Önce şu hususu hatırlamalıyız ki, dünya, o faciadan ancak birkaç gün sonra haberdar olmuştu. İran ise, o günlerde, Saddam yönetimindeki Irak güçlerinin İran içindeki ilerleyişlerini durdurmakla meşguldü.. Yani, dışarıda nelerin olup bittiğiyle ilgilenecek durumda değildi. Ve unutulmasın ki, o İran -Irak Savaşı sırasında Suriye, İran’ın dünyadan temin etmek zorunda olduğu silahların giriş kapısı idi ve Esed rejimi, karşılığında haracını da İran’dan yüklü şekilde alıyordu.
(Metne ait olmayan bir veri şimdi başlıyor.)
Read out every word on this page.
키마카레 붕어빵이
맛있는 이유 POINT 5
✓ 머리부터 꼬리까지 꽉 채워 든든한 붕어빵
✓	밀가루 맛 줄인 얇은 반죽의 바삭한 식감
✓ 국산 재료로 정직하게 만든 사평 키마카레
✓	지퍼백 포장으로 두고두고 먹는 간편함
Yine de, o dönemde İran’ın Suriye’deki b.elçisi olan Muhteşemî’nin hatırâtında yazdığına göre, İmam’a, binlerce insanın öldürüldüğüne dair bilgi verdiğini; İmam’ın da Hâfız Esed’e, bu gibi hareketlerden kaçınmasına dair bir mesaj gönderdiğini yazmıştır.
***
Bazı okuyucular da, Afganistan’ın USA emperyalizmi tarafından işgali sırasında İran’ın B. Amerika’yla işbirliği yaptığını da iddia etmektedirler. Ben o gibi iddiaları doğrulayacak bilgilere sahib değilim. Ancak, İran -Afganistan sınırlarına yerleştirilen kocaman levhalarda bile ‘Şia kafir est.. / Şia kafirdir’ yazısı yazdıran ve de Mezar-ı Şerif’deki İran Konsolosluğu’nu ateşe verip, İranlı 14 diplomatı da öldüren ve hemen oracıkta defneden Tâlibân Yönetimi’nin, B. Amerika eliyle de çökertilmesinden İran’ın rahatsız olduğu söylenemez herhalde.
***
Buna rağmen, sözünü ettiğim tv. proğramında, sunucunun proğramı kapatırken, ‘İran toplumuna İslamî bir toplum denilebilir mi?’ şeklindeki son sorusuna, aslen İran’lı olan bir laik kişi, ‘İran’da ateizmin, sekuler düşüncenin giderek yaygınlaştığına’ dair sözlerinin doğruyu yansıtmadığı, ‘Yönetimin yanlış siyasetleri ile toplumun tamamına mal etmemek gerekir. İran’ın büyük halk kitleleri ile, Anadolu’nun geniiiş halk kitleleri arasında ufak-tefek farklılıklar dışında temel bir aykırılık yoktur ve İran toplumu, evet, İslamî bir toplumdur.’ görüşü bu satırların sahibince dile getirilmiştir.
***
5 yıldır devam eden Suriye Buhranı’nda ise, bugünkü İran Yönetimi’nin siyasetini çok yanlış bulduğumu baştan beri yazmaktayım, nice lanetlemelere rağmen.
Birilerinden rahatsız oluşumuz, onlar hakkında zulmetmemize vesile olmasın.